Notwithstanding the forthcoming implementation of Republic Act 10643, the New Vois Association of the Philippines (NVAP) is pushing for the placement of graphic health warnings (GHWs) in electronic cigarettes (e-cigarettes) packs.
According to NVAP President Emer Rojas, the e-cigarettes should also bear picture warnings since recently they are identified to contain chemicals that in posing health risks to users.
“There is also a need for picture warnings to be placed in the e-cigarette packs since new research shows evidence of some dangers in using electronic cigarettes,” said Rojas.
“The public needs to be aware on the use of e-cigarettes much like how they are being forewarned by GHWs in regular cigarettes,” he added.
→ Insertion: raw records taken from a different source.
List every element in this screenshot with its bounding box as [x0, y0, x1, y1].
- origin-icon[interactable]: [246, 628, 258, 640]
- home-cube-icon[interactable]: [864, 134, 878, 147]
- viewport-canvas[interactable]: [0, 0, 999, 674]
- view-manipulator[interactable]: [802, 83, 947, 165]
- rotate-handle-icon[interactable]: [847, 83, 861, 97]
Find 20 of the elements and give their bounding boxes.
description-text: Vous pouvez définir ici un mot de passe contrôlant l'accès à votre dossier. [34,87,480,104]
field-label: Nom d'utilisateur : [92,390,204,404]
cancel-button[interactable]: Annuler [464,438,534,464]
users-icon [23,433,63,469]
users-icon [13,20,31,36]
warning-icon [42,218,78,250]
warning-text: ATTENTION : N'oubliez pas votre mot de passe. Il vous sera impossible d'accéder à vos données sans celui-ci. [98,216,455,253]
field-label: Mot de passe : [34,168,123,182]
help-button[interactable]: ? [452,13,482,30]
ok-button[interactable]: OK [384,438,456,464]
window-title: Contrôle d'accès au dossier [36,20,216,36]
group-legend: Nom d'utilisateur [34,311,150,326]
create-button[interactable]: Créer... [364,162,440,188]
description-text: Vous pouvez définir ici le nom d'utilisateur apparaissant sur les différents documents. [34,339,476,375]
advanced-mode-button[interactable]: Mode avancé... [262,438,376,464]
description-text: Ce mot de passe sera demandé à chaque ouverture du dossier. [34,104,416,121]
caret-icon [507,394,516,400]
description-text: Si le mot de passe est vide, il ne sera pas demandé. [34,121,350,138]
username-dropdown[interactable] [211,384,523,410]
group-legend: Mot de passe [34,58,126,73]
In a research commissioned by Japan’s Health Ministry, it found carcinogens, such as formaldehyde and acetaldehyde, in the vapour produced by several types of e-cigarette liquid.
In particular, the study pointed that formaldehyde in e-cigarettes was present at much higher levels than what is found in the smoke from regular cigarettes. Formaldehyde is a substance also found in building materials and embalming fluids.
Other adverse health effects found to stem from e-cigarettes are nausea, headache, cough, and mouth/throat irritation.
The e-cigarette is made of plastic and metal device that heat a liquid nicotine solution (e-juice) in a disposable cartridge while creating a tiny light on the tip mimicking a lighted real cigarette. It also produces a vapor that simulates tobacco smoke.
The use of e-cig has become increasingly popular among Filipinos in recent years despite the absence of scientific evidence to confirm the product’s safety and efficacy as seen with the mushrooming of retail stalls selling e-cigs inside big malls all over the country.
Presently, the Food and Drug Administration (FDA) has yet to come out with its own regulations of the product, although it has issued some advisories.
Based on FDA Advisory No. 2013-008, the FDA said the public is advised not to use e-cigarettes as its presence is opposed to the goal to stop cigarette smoking and tobacco use.
The FDA added that it has not registered any electronic cigarette products and will not register them as health products.
Rojas said that if pictures similar to GHWs are placed in e-cigarette packs, people may also have second thoughts in trying e-cigs.
“E-cigarettes are being promoted by some dealers as ideal nicotine replacement therapy (NRTs) gadgets for those who want to quit smoking. But are they really the healthier option for smokers? Obviously, recent studies do not show it as such,” said the foremost anti-smoking advocate.
The NVAP chief opined that if smokers really want to quit smoking, the best way is for them to simply stop instantaneously.
“The best way to avoid getting sick is to simply stop smoking and don’t switch to vaping,” said Rojas.